I started off with this Kit from RobotBits.co.uk. In summary its not a bad kit to start with if you're new this. It includes all of the hardware for a basic rover, and if you get the deluxe option it includes a set of wheels, so you just need to bolt it to some kind of chasis and you're good to go. If you shop around you could probably put it together more cheaply, but that assumes you know what you need.
The neatest part of the kits is probably the mini-IO shield - that's the little board in the bottom left of the picture. It plugs into the main Arduino board (into the sockets labeled A0-A5), and gives you all the right pins to connect the servos.
Servo's are the smart motors we're going to use to drive the robot. They're not the best way to drive a robot, but they are the cheapest and easiest. Normally they need a bit of hacking to use them as simple motors, but these come pre-hacked, and you can just plug the two servos straight into the IO shield onto the set of 3 pins labeled 0 and 1. Note the black wire is the ground wire, and goes towards the centre of the main board - the white one is nearest edge of the board.
The kit also comes with a range sensor connected to the same kind of plug.

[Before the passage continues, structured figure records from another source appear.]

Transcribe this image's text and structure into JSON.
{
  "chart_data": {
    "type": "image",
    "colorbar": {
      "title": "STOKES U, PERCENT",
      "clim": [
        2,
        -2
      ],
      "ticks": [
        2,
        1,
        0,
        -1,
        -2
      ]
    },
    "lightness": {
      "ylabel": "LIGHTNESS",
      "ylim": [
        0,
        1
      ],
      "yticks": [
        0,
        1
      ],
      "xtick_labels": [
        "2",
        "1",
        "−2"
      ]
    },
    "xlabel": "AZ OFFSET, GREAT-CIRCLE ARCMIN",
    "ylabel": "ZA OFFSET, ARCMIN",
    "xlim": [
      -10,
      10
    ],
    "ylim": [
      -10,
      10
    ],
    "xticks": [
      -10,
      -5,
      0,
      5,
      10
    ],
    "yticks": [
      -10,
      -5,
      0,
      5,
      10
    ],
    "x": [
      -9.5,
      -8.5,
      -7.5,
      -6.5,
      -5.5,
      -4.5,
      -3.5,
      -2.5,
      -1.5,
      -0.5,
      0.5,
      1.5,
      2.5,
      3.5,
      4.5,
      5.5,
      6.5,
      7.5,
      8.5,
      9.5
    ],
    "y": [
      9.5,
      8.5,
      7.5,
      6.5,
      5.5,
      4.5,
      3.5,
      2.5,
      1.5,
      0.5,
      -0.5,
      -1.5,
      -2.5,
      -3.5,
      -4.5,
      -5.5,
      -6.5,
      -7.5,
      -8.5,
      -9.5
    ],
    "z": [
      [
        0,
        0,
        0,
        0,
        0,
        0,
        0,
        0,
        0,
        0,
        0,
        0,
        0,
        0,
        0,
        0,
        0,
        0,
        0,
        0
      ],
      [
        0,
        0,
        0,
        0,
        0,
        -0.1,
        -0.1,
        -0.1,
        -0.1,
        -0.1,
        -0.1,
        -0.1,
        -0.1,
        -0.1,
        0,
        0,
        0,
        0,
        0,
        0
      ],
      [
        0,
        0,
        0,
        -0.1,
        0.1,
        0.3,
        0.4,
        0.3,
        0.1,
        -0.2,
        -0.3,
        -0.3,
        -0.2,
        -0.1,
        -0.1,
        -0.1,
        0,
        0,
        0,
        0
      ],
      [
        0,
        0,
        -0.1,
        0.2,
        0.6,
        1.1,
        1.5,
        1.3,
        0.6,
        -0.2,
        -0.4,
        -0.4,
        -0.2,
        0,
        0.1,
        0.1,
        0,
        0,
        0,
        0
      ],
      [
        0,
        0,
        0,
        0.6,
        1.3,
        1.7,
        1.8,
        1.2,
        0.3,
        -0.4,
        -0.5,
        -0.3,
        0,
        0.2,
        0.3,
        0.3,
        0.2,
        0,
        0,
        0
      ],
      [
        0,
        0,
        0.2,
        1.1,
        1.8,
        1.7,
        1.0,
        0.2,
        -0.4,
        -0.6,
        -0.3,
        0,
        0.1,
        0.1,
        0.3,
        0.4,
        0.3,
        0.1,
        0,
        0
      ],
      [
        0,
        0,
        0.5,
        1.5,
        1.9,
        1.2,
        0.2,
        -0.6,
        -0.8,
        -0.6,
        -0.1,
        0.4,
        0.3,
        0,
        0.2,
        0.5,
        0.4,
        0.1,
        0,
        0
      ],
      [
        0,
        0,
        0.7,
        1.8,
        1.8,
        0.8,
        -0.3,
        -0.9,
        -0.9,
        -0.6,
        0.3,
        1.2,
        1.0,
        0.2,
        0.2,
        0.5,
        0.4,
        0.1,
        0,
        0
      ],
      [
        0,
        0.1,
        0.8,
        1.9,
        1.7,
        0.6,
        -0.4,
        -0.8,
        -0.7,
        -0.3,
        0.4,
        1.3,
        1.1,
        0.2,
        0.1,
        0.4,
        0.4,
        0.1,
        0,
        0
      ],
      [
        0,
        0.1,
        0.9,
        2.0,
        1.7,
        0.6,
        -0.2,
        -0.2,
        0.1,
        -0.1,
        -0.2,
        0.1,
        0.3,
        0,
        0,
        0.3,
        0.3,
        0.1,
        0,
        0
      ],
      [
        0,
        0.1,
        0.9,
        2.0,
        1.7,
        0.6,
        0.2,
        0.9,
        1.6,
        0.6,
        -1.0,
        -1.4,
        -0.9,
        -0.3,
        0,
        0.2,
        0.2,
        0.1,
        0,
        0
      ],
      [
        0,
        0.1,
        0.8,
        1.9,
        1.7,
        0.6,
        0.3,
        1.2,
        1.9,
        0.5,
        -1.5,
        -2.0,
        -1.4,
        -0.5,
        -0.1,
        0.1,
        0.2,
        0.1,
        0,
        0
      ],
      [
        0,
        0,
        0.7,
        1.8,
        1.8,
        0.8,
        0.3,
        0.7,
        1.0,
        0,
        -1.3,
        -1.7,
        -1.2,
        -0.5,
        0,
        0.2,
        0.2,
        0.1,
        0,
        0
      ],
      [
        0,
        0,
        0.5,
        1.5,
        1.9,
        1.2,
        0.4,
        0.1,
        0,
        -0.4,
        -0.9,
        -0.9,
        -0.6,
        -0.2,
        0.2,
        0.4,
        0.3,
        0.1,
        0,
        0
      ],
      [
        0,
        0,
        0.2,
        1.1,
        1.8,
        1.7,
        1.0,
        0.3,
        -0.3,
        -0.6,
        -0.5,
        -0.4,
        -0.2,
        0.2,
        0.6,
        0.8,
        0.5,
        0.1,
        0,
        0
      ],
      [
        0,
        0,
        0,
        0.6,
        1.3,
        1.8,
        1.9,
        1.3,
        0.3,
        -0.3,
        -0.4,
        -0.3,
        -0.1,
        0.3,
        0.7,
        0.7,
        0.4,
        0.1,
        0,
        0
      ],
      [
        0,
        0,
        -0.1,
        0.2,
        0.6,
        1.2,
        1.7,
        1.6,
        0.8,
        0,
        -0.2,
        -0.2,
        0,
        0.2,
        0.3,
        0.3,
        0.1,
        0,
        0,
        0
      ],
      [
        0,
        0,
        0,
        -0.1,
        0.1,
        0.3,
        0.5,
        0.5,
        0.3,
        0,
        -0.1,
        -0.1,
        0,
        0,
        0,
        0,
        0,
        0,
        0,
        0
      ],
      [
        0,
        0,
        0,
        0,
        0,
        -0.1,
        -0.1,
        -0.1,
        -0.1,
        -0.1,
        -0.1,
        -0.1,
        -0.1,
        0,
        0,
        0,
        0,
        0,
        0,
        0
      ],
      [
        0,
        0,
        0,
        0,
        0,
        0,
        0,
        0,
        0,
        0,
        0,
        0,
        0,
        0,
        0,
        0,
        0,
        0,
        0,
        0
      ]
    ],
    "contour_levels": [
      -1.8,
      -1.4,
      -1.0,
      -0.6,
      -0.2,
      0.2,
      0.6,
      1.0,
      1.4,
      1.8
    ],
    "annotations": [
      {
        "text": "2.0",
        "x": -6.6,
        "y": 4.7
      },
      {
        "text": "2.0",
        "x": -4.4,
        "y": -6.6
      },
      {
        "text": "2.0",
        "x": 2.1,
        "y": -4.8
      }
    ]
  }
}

Just to confuse things this might use brown for earth, but otherwise it plugs in to the next set of pins labeled 2.
Now all you need to do is grab the code from here: http://robotbits.co.uk/downloads/single_bump_Servo.pde , load it up into the Arduino IDE from here: http://arduino.cc ,hook up your Arduino to your computer via USB, and download the code into your robot.

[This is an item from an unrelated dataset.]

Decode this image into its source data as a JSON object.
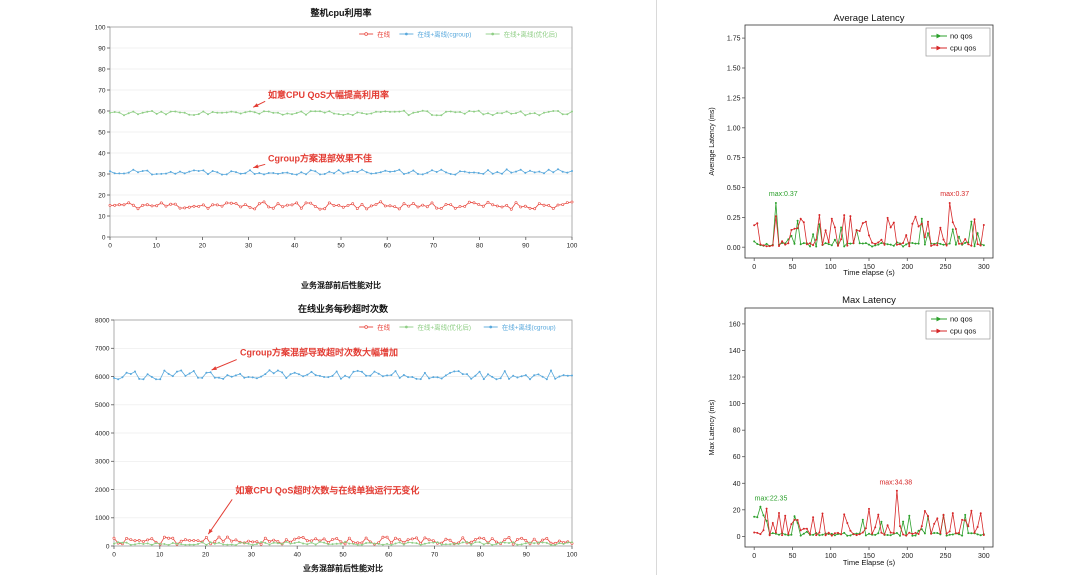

If all is good your wheels should start spinning. It may take a few tweaks to get things set up for your robot: If it goes backwards then try switching over the cables for the left and right servos. Alternatively you can just tweak the software until its working. You'll also probably want to tweak the bump trigger threshold to make it more or less sensitive. once its working you can unplug the USB cable, and attach the battery pack - the Arduino will power up and start running your code all on its own.
That's the basics of assembling the kit. It's very easy once you know how its put together, and as everything simply plugs together you can have a practise the night before doing it with the kids! My son Alex is only four, but he's a complete robot nut, and loved "helping" on this project. He quickly learnt what each piece was, and enjoyed going though the spare parts box pointing to things he recognised, and asking what new pieces were . I think with supervision a seven or eight year old could assemble this.
In future pages I'll explain easy ways to build an easy chasis, some Arduino basics, adding some upgrades, and building some software to pull the whole thing together.